I would wager that many of the people who intentionally choose not to share, inadvertently have stuff shared online. Everybody is a paparazzi. Pictures of non-sharers are uploaded, tagged, disseminated. Significant others mention non-sharers, and so forth. My personal opinion is that by not representing yourself and having others doing the sharing you are likely in a more delicate position than if you just shared and controlled the items yourself.
- Upside: You do not have to manage anything. People can find you that you do have a personally all the while you do not have to maintain a social media account.
- Downside: That wild party you didn’t think was going to make it online? Well somebody shared it with somebody who shared it with another, and you may be out of the loop in realizing this.

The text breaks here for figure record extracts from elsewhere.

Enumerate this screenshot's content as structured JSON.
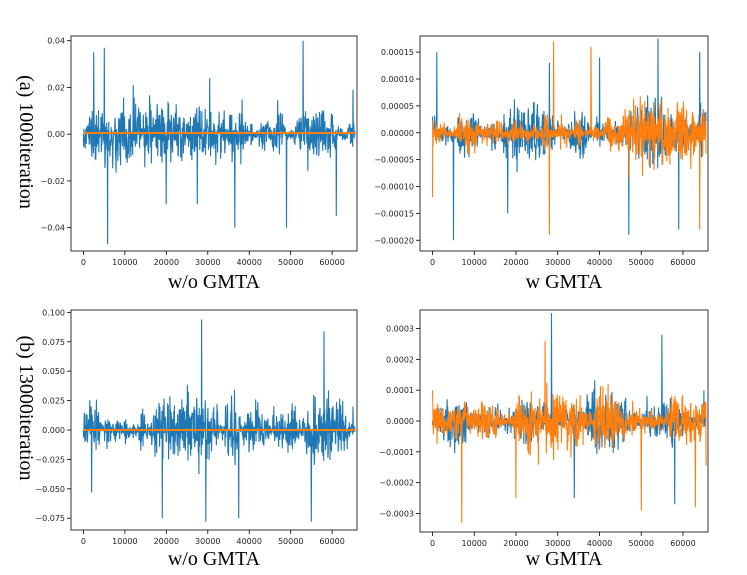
{
  "colors": {
    "series_blue": "#1f77b4",
    "series_orange": "#ff7f0e"
  },
  "row_labels": [
    "(a) 1000iteration",
    "(b) 13000iteration"
  ],
  "chart_data": [
    {
      "id": "a-left",
      "type": "line",
      "xlabel": "w/o GMTA",
      "xlim": [
        -3000,
        66000
      ],
      "ylim": [
        -0.05,
        0.042
      ],
      "xticks": [
        0,
        10000,
        20000,
        30000,
        40000,
        50000,
        60000
      ],
      "yticks": [
        0.04,
        0.02,
        0.0,
        -0.02,
        -0.04
      ],
      "ytick_labels": [
        "0.04",
        "0.02",
        "0.00",
        "−0.02",
        "−0.04"
      ],
      "series": [
        {
          "name": "blue",
          "color": "#1f77b4",
          "kind": "noise",
          "x_range": [
            0,
            65536
          ],
          "mean": 0.0,
          "points": [
            [
              0,
              0.0
            ],
            [
              2500,
              0.035
            ],
            [
              5000,
              0.037
            ],
            [
              5800,
              -0.047
            ],
            [
              12000,
              0.021
            ],
            [
              20000,
              -0.03
            ],
            [
              27500,
              -0.03
            ],
            [
              30500,
              0.024
            ],
            [
              36500,
              -0.04
            ],
            [
              49000,
              -0.04
            ],
            [
              53000,
              0.04
            ],
            [
              61000,
              -0.035
            ],
            [
              65000,
              0.019
            ]
          ]
        },
        {
          "name": "orange",
          "color": "#ff7f0e",
          "kind": "flat",
          "x_range": [
            0,
            65536
          ],
          "values": [
            0.0005
          ]
        }
      ]
    },
    {
      "id": "a-right",
      "type": "line",
      "xlabel": "w GMTA",
      "xlim": [
        -3000,
        66000
      ],
      "ylim": [
        -0.00022,
        0.00018
      ],
      "xticks": [
        0,
        10000,
        20000,
        30000,
        40000,
        50000,
        60000
      ],
      "yticks": [
        0.00015,
        0.0001,
        5e-05,
        0.0,
        -5e-05,
        -0.0001,
        -0.00015,
        -0.0002
      ],
      "ytick_labels": [
        "0.00015",
        "0.00010",
        "0.00005",
        "0.00000",
        "−0.00005",
        "−0.00010",
        "−0.00015",
        "−0.00020"
      ],
      "series": [
        {
          "name": "blue",
          "color": "#1f77b4",
          "kind": "noise",
          "x_range": [
            0,
            65536
          ],
          "mean": 0.0,
          "points": [
            [
              0,
              3e-05
            ],
            [
              1000,
              0.00015
            ],
            [
              5000,
              -0.0002
            ],
            [
              18000,
              -0.00015
            ],
            [
              28000,
              0.00013
            ],
            [
              40000,
              0.00014
            ],
            [
              47000,
              -0.00019
            ],
            [
              54000,
              0.000175
            ],
            [
              59000,
              -0.00018
            ],
            [
              64000,
              0.00015
            ]
          ]
        },
        {
          "name": "orange",
          "color": "#ff7f0e",
          "kind": "noise",
          "x_range": [
            0,
            65536
          ],
          "mean": 0.0,
          "points": [
            [
              0,
              -0.00012
            ],
            [
              28000,
              -0.00019
            ],
            [
              29000,
              0.00017
            ],
            [
              38000,
              0.00016
            ],
            [
              64000,
              -0.00018
            ],
            [
              65000,
              0.0
            ]
          ]
        }
      ]
    },
    {
      "id": "b-left",
      "type": "line",
      "xlabel": "w/o GMTA",
      "xlim": [
        -3000,
        66000
      ],
      "ylim": [
        -0.085,
        0.102
      ],
      "xticks": [
        0,
        10000,
        20000,
        30000,
        40000,
        50000,
        60000
      ],
      "yticks": [
        0.1,
        0.075,
        0.05,
        0.025,
        0.0,
        -0.025,
        -0.05,
        -0.075
      ],
      "ytick_labels": [
        "0.100",
        "0.075",
        "0.050",
        "0.025",
        "0.000",
        "−0.025",
        "−0.050",
        "−0.075"
      ],
      "series": [
        {
          "name": "blue",
          "color": "#1f77b4",
          "kind": "noise",
          "x_range": [
            0,
            65536
          ],
          "mean": 0.0,
          "points": [
            [
              0,
              0.0
            ],
            [
              2000,
              -0.053
            ],
            [
              19000,
              -0.075
            ],
            [
              28500,
              0.094
            ],
            [
              29500,
              -0.078
            ],
            [
              37500,
              -0.075
            ],
            [
              55000,
              -0.078
            ],
            [
              58000,
              0.084
            ],
            [
              65000,
              0.02
            ]
          ]
        },
        {
          "name": "orange",
          "color": "#ff7f0e",
          "kind": "flat",
          "x_range": [
            0,
            65536
          ],
          "values": [
            0.0
          ]
        }
      ]
    },
    {
      "id": "b-right",
      "type": "line",
      "xlabel": "w GMTA",
      "xlim": [
        -3000,
        66000
      ],
      "ylim": [
        -0.00036,
        0.00036
      ],
      "xticks": [
        0,
        10000,
        20000,
        30000,
        40000,
        50000,
        60000
      ],
      "yticks": [
        0.0003,
        0.0002,
        0.0001,
        0.0,
        -0.0001,
        -0.0002,
        -0.0003
      ],
      "ytick_labels": [
        "0.0003",
        "0.0002",
        "0.0001",
        "0.0000",
        "−0.0001",
        "−0.0002",
        "−0.0003"
      ],
      "series": [
        {
          "name": "blue",
          "color": "#1f77b4",
          "kind": "noise",
          "x_range": [
            0,
            65536
          ],
          "mean": 0.0,
          "points": [
            [
              0,
              0.0
            ],
            [
              28500,
              0.00035
            ],
            [
              34000,
              -0.00025
            ],
            [
              55000,
              0.00028
            ],
            [
              58000,
              -0.00027
            ],
            [
              65000,
              0.0001
            ]
          ]
        },
        {
          "name": "orange",
          "color": "#ff7f0e",
          "kind": "noise",
          "x_range": [
            0,
            65536
          ],
          "mean": 0.0,
          "points": [
            [
              0,
              0.0001
            ],
            [
              7000,
              -0.00033
            ],
            [
              20000,
              -0.00025
            ],
            [
              27000,
              0.00026
            ],
            [
              50000,
              -0.00029
            ],
            [
              63000,
              -0.00028
            ],
            [
              65000,
              5e-05
            ]
          ]
        }
      ]
    }
  ]
}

(College kids + party + camera) * Facebook = Trouble
- Upside: Your life is an open book.
- Downside: Your life is an open book.
Judicious choosing of what and what not to share. I suspect most online users probably want to be in this category. I propose two subsets of this:
You have a Facebook account, perhaps a LinkedIn account. Maybe a Twitter one. You are choosy with whom you friend and what you share. Not many posts, not many pictures. You exist, but you don’t stand out. Not a bad place to be if you want to socialize, but not worry what the greater world-wide-web thinks of you.
- Upside: Basic networking opportunities. Connect with family, friends, colleagues, and potential employers.
- Downside: Passive more than active. You may allow your personal life to leak onto the net, but you are not actively pushing it; you are not a self-marketer.
This is where many social media mavens are at. Lots of sharing; you know their opinions and thoughts (good or bad) on things. You know them, but never met them. I can do an internet search on you and learn a good deal. This requires active management. Your personality is online.
This makes a great deal of sense for celebrities. But, what about me and you, the everyday internet user?
- Upside: Networking effects. Employment and other opportunities may seek you out. You may be perceived as an expert of sorts.
- Downside: Requires lots of work. May be difficult for people working full-time (or more) to actively manage an online lifestyle. Chances are if you are considering this, you probably want to go full-blast and do it right, or don’t do it at all.
What type of social media sharing works for you? Is there really a best type of sharing that fits all people?
Personally, I am comfortable sharing a great deal about myself. On the one hand, I choose not to take online stands on touchy topics, but on the other hand I think there is value in opening yourself up to the internet. Enabling others to learn more about you can be a good thing.
Physical interaction is best. Virtual interaction, though, isn’t too shabby.